157 patients had intermediate risk disease and 164 had high risk disease. This included 218 patients having Gleason Score 7 or greater with 52 patients having Gleason 8–10; 203 patients having PSA > 20; 130 patients had clinical stage T3; 158 patients had clinical stage T2c ; 20 patients had clinical stageT2b; and 10 patients had clinical stage T2a and 3 patients had clinical stage T1c (Table 1). Seventy-nine patients had abnormally elevated PAP's. Patient ages ranged from 43 to 88 years (median: 66 years).

Table 1.

Disease characteristics for 321 patients.

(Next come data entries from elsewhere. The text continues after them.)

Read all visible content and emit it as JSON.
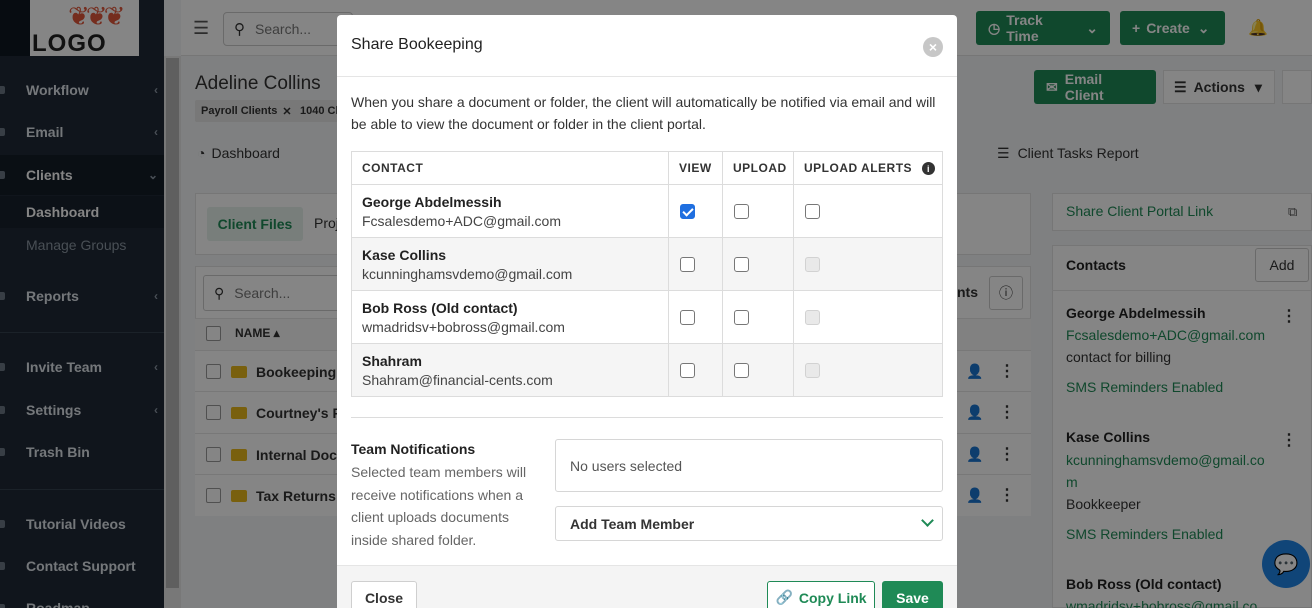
{
  "app": {
    "logo_text": "LOGO",
    "search_placeholder": "Search...",
    "track_time_label": "Track Time",
    "create_label": "Create"
  },
  "sidebar": {
    "items": [
      {
        "label": "Workflow"
      },
      {
        "label": "Email"
      },
      {
        "label": "Clients"
      },
      {
        "label": "Reports"
      },
      {
        "label": "Invite Team"
      },
      {
        "label": "Settings"
      },
      {
        "label": "Trash Bin"
      },
      {
        "label": "Tutorial Videos"
      },
      {
        "label": "Contact Support"
      },
      {
        "label": "Roadmap"
      }
    ],
    "sub_items": [
      {
        "label": "Dashboard"
      },
      {
        "label": "Manage Groups"
      }
    ]
  },
  "client": {
    "name": "Adeline Collins",
    "tags": [
      "Payroll Clients",
      "1040 Cl"
    ],
    "subnav": [
      "Dashboard",
      "Client Tasks Report"
    ],
    "email_client_label": "Email Client",
    "actions_label": "Actions",
    "files_tab": "Client Files",
    "files_tab_2": "Proj",
    "files_search_placeholder": "Search...",
    "files_col_name": "NAME",
    "files_col_right": "nts",
    "folders": [
      "Bookeeping",
      "Courtney's F",
      "Internal Doc",
      "Tax Returns"
    ]
  },
  "right_panel": {
    "share_portal_label": "Share Client Portal Link",
    "contacts_title": "Contacts",
    "add_label": "Add",
    "contacts": [
      {
        "name": "George Abdelmessih",
        "email": "Fcsalesdemo+ADC@gmail.com",
        "note": "contact for billing",
        "sms": "SMS Reminders Enabled"
      },
      {
        "name": "Kase Collins",
        "email_line1": "kcunninghamsvdemo@gmail.co",
        "email_line2": "m",
        "note": "Bookkeeper",
        "sms": "SMS Reminders Enabled"
      },
      {
        "name": "Bob Ross (Old contact)",
        "email": "wmadridsv+bobross@gmail.co"
      }
    ]
  },
  "modal": {
    "title": "Share Bookeeping",
    "intro": "When you share a document or folder, the client will automatically be notified via email and will be able to view the document or folder in the client portal.",
    "columns": {
      "contact": "CONTACT",
      "view": "VIEW",
      "upload": "UPLOAD",
      "alerts": "UPLOAD ALERTS"
    },
    "rows": [
      {
        "name": "George Abdelmessih",
        "email": "Fcsalesdemo+ADC@gmail.com",
        "view": true,
        "upload": false,
        "alerts": false,
        "alerts_enabled": true
      },
      {
        "name": "Kase Collins",
        "email": "kcunninghamsvdemo@gmail.com",
        "view": false,
        "upload": false,
        "alerts": false,
        "alerts_enabled": false
      },
      {
        "name": "Bob Ross (Old contact)",
        "email": "wmadridsv+bobross@gmail.com",
        "view": false,
        "upload": false,
        "alerts": false,
        "alerts_enabled": false
      },
      {
        "name": "Shahram",
        "email": "Shahram@financial-cents.com",
        "view": false,
        "upload": false,
        "alerts": false,
        "alerts_enabled": false
      }
    ],
    "team": {
      "title": "Team Notifications",
      "description": "Selected team members will receive notifications when a client uploads documents inside shared folder.",
      "selected_text": "No users selected",
      "add_label": "Add Team Member"
    },
    "footer": {
      "close_label": "Close",
      "copy_link_label": "Copy Link",
      "save_label": "Save"
    }
  },
  "colors": {
    "accent_green": "#1f8a56",
    "sidebar_bg": "#1f2a37",
    "checkbox_blue": "#1f6fe0"
  }
}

Characteristics Patients (n)
Clinical Stage:
 T3 130
 T2c 158
 T2b 20
 T2a 10
 T1c 3

Gleason:
 7 218
 8 32
 9-10 18

PSA:
 0–10 141
 10–20 116
 >20 64

The overall actuarial freedom from biochemical progression at 16 years is 82%, with 222 patients followed beyond five years and 149 patients followed beyond 10 years (Figure 1). The overall freedom-from-failure for the 157 patients with intermediate risk disease was 89% while the overall freedom-from-failure for the 164 patients having high risk features was 74% at 16 years. It was most encouraging to find that the absolute risk of failure decreased progressively with time, with only 1% of patients failing beyond 6 years of completing treatment. Fifty-two patients developed biochemical failure. Of these 52 patients, 27 (51%) failed within the first three years after treatment. Follow-up transperineal saturation prostate biopsies (minimum 25 cores) were performed on all failing patients, within 2 months of biochemical failure (MD). There were no pathologically documented local failures. None were characterized as “indeterminate” (DB) nor was there clinical (DRE, new onset of obstructive uropathy, pelvic pain) evidence of local failure.

Figure 1.

Figure 1

Combined freedom from biochemical progression (using PSA nadir +2, PSA < 0.2 at last follow-up) when evaluated for all 321 patients treated with PD-103 plus median 41 Gy beam radiation. (No significant variance was identified when plotting graphs using the two definitions.) (univariate analysis).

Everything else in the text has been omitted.